TEMPI DI ATTESA NEL PRIMO TRIMESTRE 2017 IN LIBERA PROFESSIONE
Le prestazioni monitorate sono state 14.322. In questo caso, rispetto ai dati di chi accetta il primo posto libero, i tempi sono più bassi. Le attese più lunghe riguardano le visite oculistiche e quelle dermatologiche.

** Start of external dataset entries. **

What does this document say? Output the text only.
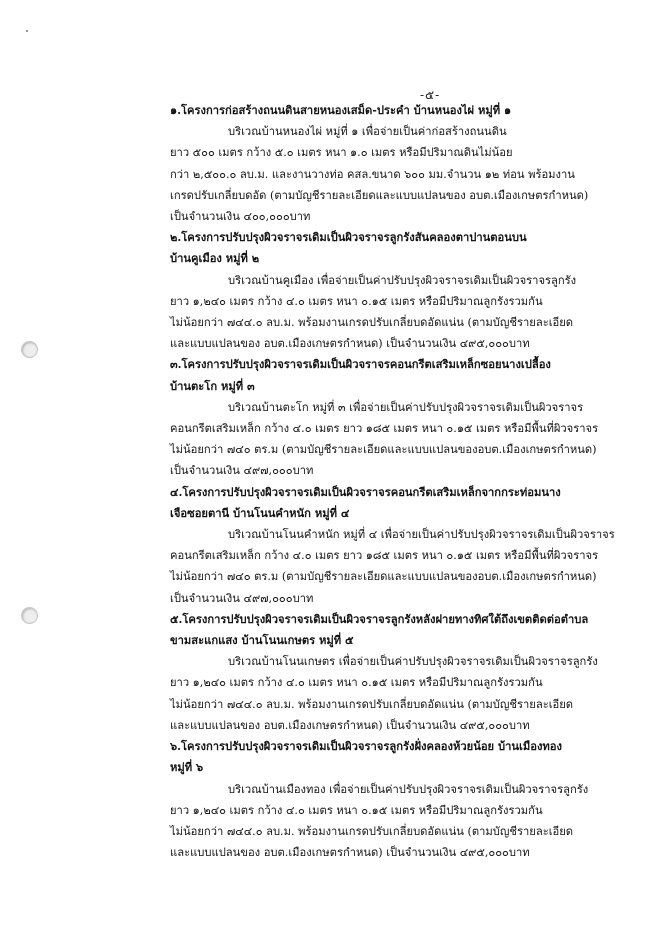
-๕-
๑.โครงการก่อสร้างถนนดินสายหนองเสม็ด-ประคำ บ้านหนองไผ่ หมู่ที่ ๑
บริเวณบ้านหนองไผ่ หมู่ที่ ๑ เพื่อจ่ายเป็นค่าก่อสร้างถนนดิน
ยาว ๕๐๐ เมตร กว้าง ๕.๐ เมตร หนา ๑.๐ เมตร หรือมีปริมาณดินไม่น้อย
กว่า ๒,๕๐๐.๐ ลบ.ม. และงานวางท่อ คสล.ขนาด ๖๐๐ มม.จำนวน ๑๒ ท่อน พร้อมงาน
เกรดปรับเกลี่ยบดอัด (ตามบัญชีรายละเอียดและแบบแปลนของ อบต.เมืองเกษตรกำหนด)
เป็นจำนวนเงิน ๔๐๐,๐๐๐บาท
๒.โครงการปรับปรุงผิวจราจรเดิมเป็นผิวจราจรลูกรังสันคลองตาปานตอนบน
บ้านคูเมือง หมู่ที่ ๒
บริเวณบ้านคูเมือง เพื่อจ่ายเป็นค่าปรับปรุงผิวจราจรเดิมเป็นผิวจราจรลูกรัง
ยาว ๑,๒๔๐ เมตร กว้าง ๔.๐ เมตร หนา ๐.๑๕ เมตร หรือมีปริมาณลูกรังรวมกัน
ไม่น้อยกว่า ๗๔๔.๐ ลบ.ม. พร้อมงานเกรดปรับเกลี่ยบดอัดแน่น (ตามบัญชีรายละเอียด
และแบบแปลนของ อบต.เมืองเกษตรกำหนด) เป็นจำนวนเงิน ๔๙๕,๐๐๐บาท
๓.โครงการปรับปรุงผิวจราจรเดิมเป็นผิวจราจรคอนกรีตเสริมเหล็กซอยนางเปลื้อง
บ้านตะโก หมู่ที่ ๓
บริเวณบ้านตะโก หมู่ที่ ๓ เพื่อจ่ายเป็นค่าปรับปรุงผิวจราจรเดิมเป็นผิวจราจร
คอนกรีตเสริมเหล็ก กว้าง ๔.๐ เมตร ยาว ๑๘๕ เมตร หนา ๐.๑๕ เมตร หรือมีพื้นที่ผิวจราจร
ไม่น้อยกว่า ๗๔๐ ตร.ม (ตามบัญชีรายละเอียดและแบบแปลนของอบต.เมืองเกษตรกำหนด)
เป็นจำนวนเงิน ๔๙๗,๐๐๐บาท
๔.โครงการปรับปรุงผิวจราจรเดิมเป็นผิวจราจรคอนกรีตเสริมเหล็กจากกระท่อมนาง
เจือซอยตานี บ้านโนนคำหนัก หมู่ที่ ๔
บริเวณบ้านโนนคำหนัก หมู่ที่ ๔ เพื่อจ่ายเป็นค่าปรับปรุงผิวจราจรเดิมเป็นผิวจราจร
คอนกรีตเสริมเหล็ก กว้าง ๔.๐ เมตร ยาว ๑๘๕ เมตร หนา ๐.๑๕ เมตร หรือมีพื้นที่ผิวจราจร
ไม่น้อยกว่า ๗๔๐ ตร.ม (ตามบัญชีรายละเอียดและแบบแปลนของอบต.เมืองเกษตรกำหนด)
เป็นจำนวนเงิน ๔๙๗,๐๐๐บาท
๕.โครงการปรับปรุงผิวจราจรเดิมเป็นผิวจราจรลูกรังหลังฝายทางทิศใต้ถึงเขตติดต่อตำบล
ขามสะแกแสง บ้านโนนเกษตร หมู่ที่ ๕
บริเวณบ้านโนนเกษตร เพื่อจ่ายเป็นค่าปรับปรุงผิวจราจรเดิมเป็นผิวจราจรลูกรัง
ยาว ๑,๒๔๐ เมตร กว้าง ๔.๐ เมตร หนา ๐.๑๕ เมตร หรือมีปริมาณลูกรังรวมกัน
ไม่น้อยกว่า ๗๔๔.๐ ลบ.ม. พร้อมงานเกรดปรับเกลี่ยบดอัดแน่น (ตามบัญชีรายละเอียด
และแบบแปลนของ อบต.เมืองเกษตรกำหนด) เป็นจำนวนเงิน ๔๙๕,๐๐๐บาท
๖.โครงการปรับปรุงผิวจราจรเดิมเป็นผิวจราจรลูกรังฝั่งคลองห้วยน้อย บ้านเมืองทอง
หมู่ที่ ๖
บริเวณบ้านเมืองทอง เพื่อจ่ายเป็นค่าปรับปรุงผิวจราจรเดิมเป็นผิวจราจรลูกรัง
ยาว ๑,๒๔๐ เมตร กว้าง ๔.๐ เมตร หนา ๐.๑๕ เมตร หรือมีปริมาณลูกรังรวมกัน
ไม่น้อยกว่า ๗๔๔.๐ ลบ.ม. พร้อมงานเกรดปรับเกลี่ยบดอัดแน่น (ตามบัญชีรายละเอียด
และแบบแปลนของ อบต.เมืองเกษตรกำหนด) เป็นจำนวนเงิน ๔๙๕,๐๐๐บาท
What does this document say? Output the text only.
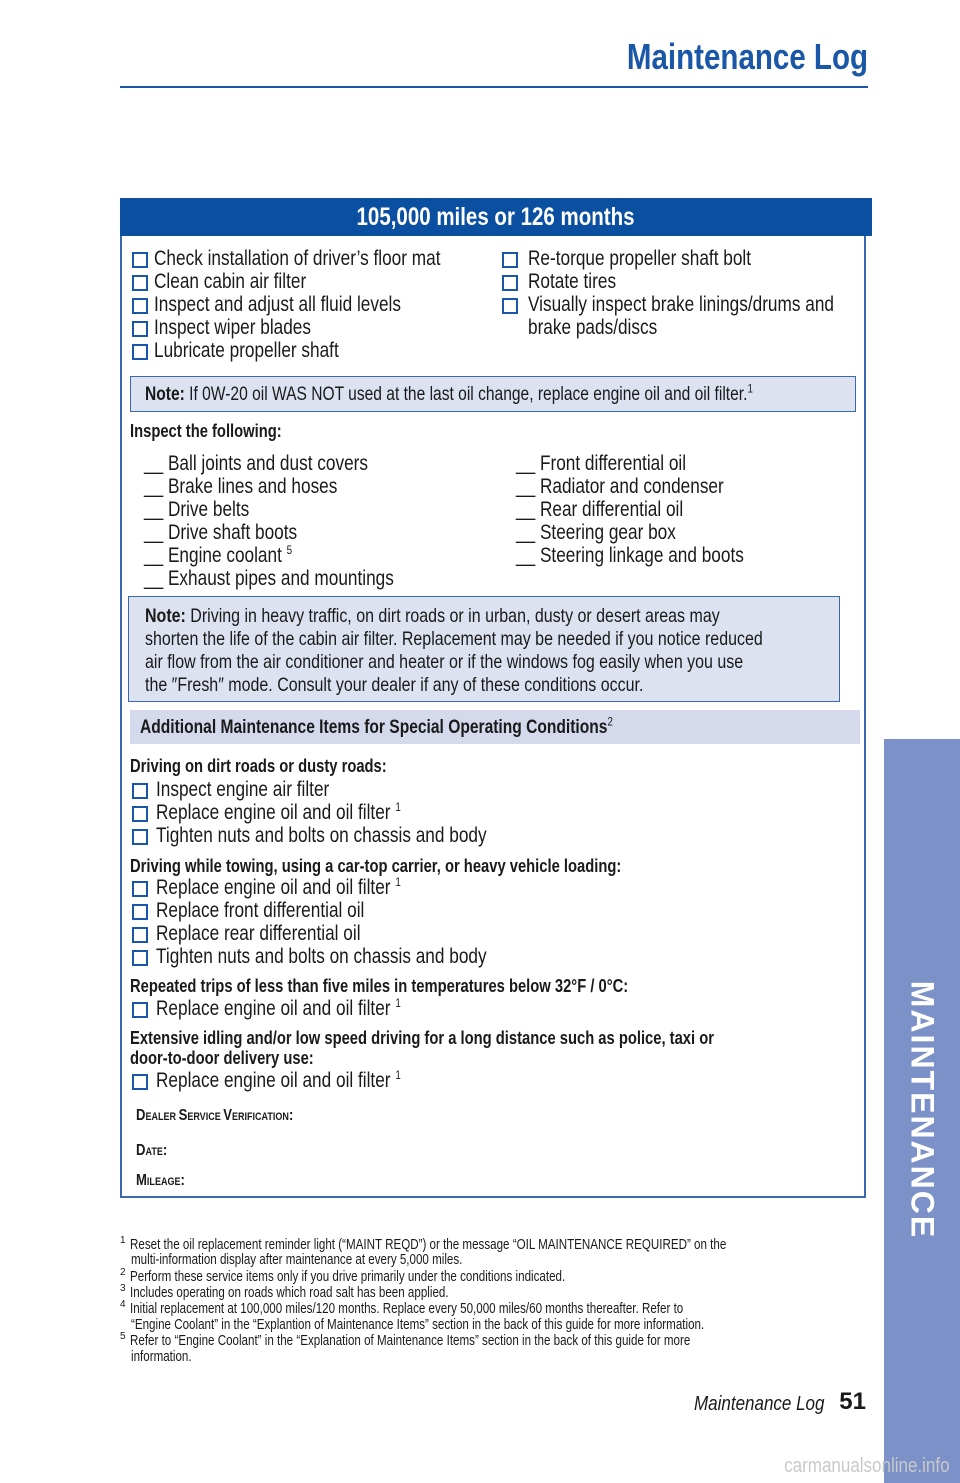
Maintenance Log
105,000 miles or 126 months
Check installation of driver’s floor mat
Clean cabin air filter
Inspect and adjust all fluid levels
Inspect wiper blades
Lubricate propeller shaft
Re-torque propeller shaft bolt
Rotate tires
Visually inspect brake linings/drums and
brake pads/discs
Note: If 0W-20 oil WAS NOT used at the last oil change, replace engine oil and oil filter.$^1$
Inspect the following:
__ Ball joints and dust covers
__ Brake lines and hoses
__ Drive belts
__ Drive shaft boots
__ Engine coolant $^5$
__ Exhaust pipes and mountings
__ Front differential oil
__ Radiator and condenser
__ Rear differential oil
__ Steering gear box
__ Steering linkage and boots
Note: Driving in heavy traffic, on dirt roads or in urban, dusty or desert areas may
shorten the life of the cabin air filter. Replacement may be needed if you notice reduced
air flow from the air conditioner and heater or if the windows fog easily when you use
the ″Fresh″ mode. Consult your dealer if any of these conditions occur.
Additional Maintenance Items for Special Operating Conditions$^2$
Driving on dirt roads or dusty roads:
Inspect engine air filter
Replace engine oil and oil filter $^1$
Tighten nuts and bolts on chassis and body
Driving while towing, using a car-top carrier, or heavy vehicle loading:
Replace engine oil and oil filter $^1$
Replace front differential oil
Replace rear differential oil
Tighten nuts and bolts on chassis and body
Repeated trips of less than five miles in temperatures below 32°F / 0°C:
Replace engine oil and oil filter $^1$
Extensive idling and/or low speed driving for a long distance such as police, taxi or
door-to-door delivery use:
Replace engine oil and oil filter $^1$
DEALER SERVICE VERIFICATION:
DATE:
MILEAGE:
$^1$ Reset the oil replacement reminder light (“MAINT REQD”) or the message “OIL MAINTENANCE REQUIRED” on the
multi-information display after maintenance at every 5,000 miles.
$^2$ Perform these service items only if you drive primarily under the conditions indicated.
$^3$ Includes operating on roads which road salt has been applied.
$^4$ Initial replacement at 100,000 miles/120 months. Replace every 50,000 miles/60 months thereafter. Refer to
“Engine Coolant” in the “Explantion of Maintenance Items” section in the back of this guide for more information.
$^5$ Refer to “Engine Coolant” in the “Explanation of Maintenance Items” section in the back of this guide for more
information.
MAINTENANCE
Maintenance Log 51
carmanualsonline.info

LE PROTESTE DI CLAUDIO CIA
«Mentre a livello nazionale, nel periodo 2012-2015, la compartecipazione alla spesa per prestazioni sanitarie (Ticket) è in calo in ogni annualità considerata (diminuzione complessiva del 9,4%), nella Provincia di Trento si assiste ad un aumento complessivo del 19,2%. Il dato peggiore tra tutte le Regioni italiane. Interessante è osservare che l’aumento della spesa per il cittadino riguarda i ticket sulle prestazioni di specialistica ambulatoriale (+8,6%), i ticket sul pronto soccorso (+4,2%) e il ticket “voce residuale” che subisce una crescita di oltre l’800%. Se, poi, si guardano i ricavi per prestazioni sanitarie erogate in regime di intramoenia (attività di libera professione), si scopre che, mentre a livello nazionale c’è una diminuzione del 9%, nella Provincia Autonoma di Trento si registra un incremento del 12,4%, anche in questo caso l’aumento più alto tra tutte le regioni italiane (eccetto la Provincia di Bolzano). I dati dimostrano che sempre più cittadini, per dare risposta ai loro impellenti bisogni di cura, incompatibili con le lunghissime liste di attesa, sono costretti a ricorrere alla libera professione, pagando di tasca propria le mancanze della sanità trentina».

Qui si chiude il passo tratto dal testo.